When I run the below Python script on a directory that contains a PDF file, I keep getting this error:
ShellError: The command
pdftotext "path/to/pdf/title.pdf" -
failed with exit code 1 ------------- stdout ------------- ------------- stderr ------------- 'pdftotext' is not recognized as an internal or external command, operable program or batch file.
I have verified that pdf2text and PDFMiner are installed properly. This is my first time using textract and it works great on all other file types (Word docs, PowerPoint docs, Excel docs, etc.).
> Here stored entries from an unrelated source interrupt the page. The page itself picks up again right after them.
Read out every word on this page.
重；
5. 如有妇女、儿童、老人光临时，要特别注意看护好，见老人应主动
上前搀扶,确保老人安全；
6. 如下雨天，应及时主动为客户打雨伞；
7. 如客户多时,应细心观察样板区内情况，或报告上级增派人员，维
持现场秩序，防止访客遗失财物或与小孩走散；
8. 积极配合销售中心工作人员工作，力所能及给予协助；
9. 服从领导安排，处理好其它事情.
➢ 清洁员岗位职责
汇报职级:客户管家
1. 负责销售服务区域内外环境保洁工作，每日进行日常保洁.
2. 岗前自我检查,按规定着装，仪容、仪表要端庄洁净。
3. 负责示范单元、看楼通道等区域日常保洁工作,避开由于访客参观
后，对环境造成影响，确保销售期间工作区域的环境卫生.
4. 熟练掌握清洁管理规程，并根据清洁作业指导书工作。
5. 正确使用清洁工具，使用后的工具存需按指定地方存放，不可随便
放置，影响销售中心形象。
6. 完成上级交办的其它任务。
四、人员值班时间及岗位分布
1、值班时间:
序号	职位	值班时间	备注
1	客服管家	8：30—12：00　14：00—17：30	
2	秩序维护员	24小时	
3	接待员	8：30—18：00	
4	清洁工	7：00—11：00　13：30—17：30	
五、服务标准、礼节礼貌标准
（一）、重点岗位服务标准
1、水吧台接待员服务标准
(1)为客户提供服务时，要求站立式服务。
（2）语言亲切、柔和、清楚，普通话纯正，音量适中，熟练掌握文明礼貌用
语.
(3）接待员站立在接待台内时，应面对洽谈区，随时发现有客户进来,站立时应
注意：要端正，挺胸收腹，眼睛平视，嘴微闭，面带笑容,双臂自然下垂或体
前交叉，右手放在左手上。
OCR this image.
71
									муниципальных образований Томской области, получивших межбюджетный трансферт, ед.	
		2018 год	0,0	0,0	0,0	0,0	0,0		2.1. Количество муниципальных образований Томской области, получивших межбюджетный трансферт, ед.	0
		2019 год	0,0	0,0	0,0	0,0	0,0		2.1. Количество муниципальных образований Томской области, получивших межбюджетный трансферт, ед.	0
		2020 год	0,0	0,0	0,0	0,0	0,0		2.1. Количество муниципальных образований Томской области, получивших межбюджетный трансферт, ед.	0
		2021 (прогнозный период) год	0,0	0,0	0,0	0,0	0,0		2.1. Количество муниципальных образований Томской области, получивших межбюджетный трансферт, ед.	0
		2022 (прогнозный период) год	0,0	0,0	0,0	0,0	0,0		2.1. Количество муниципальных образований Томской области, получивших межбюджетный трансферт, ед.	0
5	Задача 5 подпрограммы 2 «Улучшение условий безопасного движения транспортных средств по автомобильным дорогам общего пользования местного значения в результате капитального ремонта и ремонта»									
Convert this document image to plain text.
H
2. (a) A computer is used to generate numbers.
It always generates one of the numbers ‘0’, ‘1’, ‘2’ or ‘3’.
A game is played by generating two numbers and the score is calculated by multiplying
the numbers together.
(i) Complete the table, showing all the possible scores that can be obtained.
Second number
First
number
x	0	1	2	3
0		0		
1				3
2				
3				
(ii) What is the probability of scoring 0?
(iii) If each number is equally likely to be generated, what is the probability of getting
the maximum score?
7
Why is the process calling pdftotext
when pdf2text
is the actual library?
import os
import os.path
import textract
pdf_path = 'path/to/pdf/'
for fname in os.listdir(pdf_path):
if os.path.isfile(pdf_path+fname ):
f = textract.process(pdf_path+fname )
if 'string' in f:
print fname
Thanks!
I just got done dealing with this issue myself. From what I understand, the confusion is that pdftotext is a command utility that is popular in linux, whereas pdf2text is a wrapper for the PDFMiner package. My windows binary for poppler and pdftotext is from an archive.org link so I don't feel right linking to it here, but here's a link I found on the wikipedia page for a windows binary. From what I've been able to tell, pdftotext tends to give better output than pdfMiner. The issue I was having that was generating the same error you were recieving is that pdftotext.exe
was installed, and in my path, but I would receive the error if I didn't start the python script through the cmdline.
If you end up downloading it, it comes with some other nice utilities like pdftohtml and pdftops. Personal favorite though is pdftotext -layout whatever.txt
which will print a pdf to stdout as plaintext with everything in place.
tl;dr Try running opening a cmdline and running the program. If you still might try (1) install a windows binary (assuming you're on windows) or (2) try updating textract with
pip install textract --upgrade
Hopefully that helps!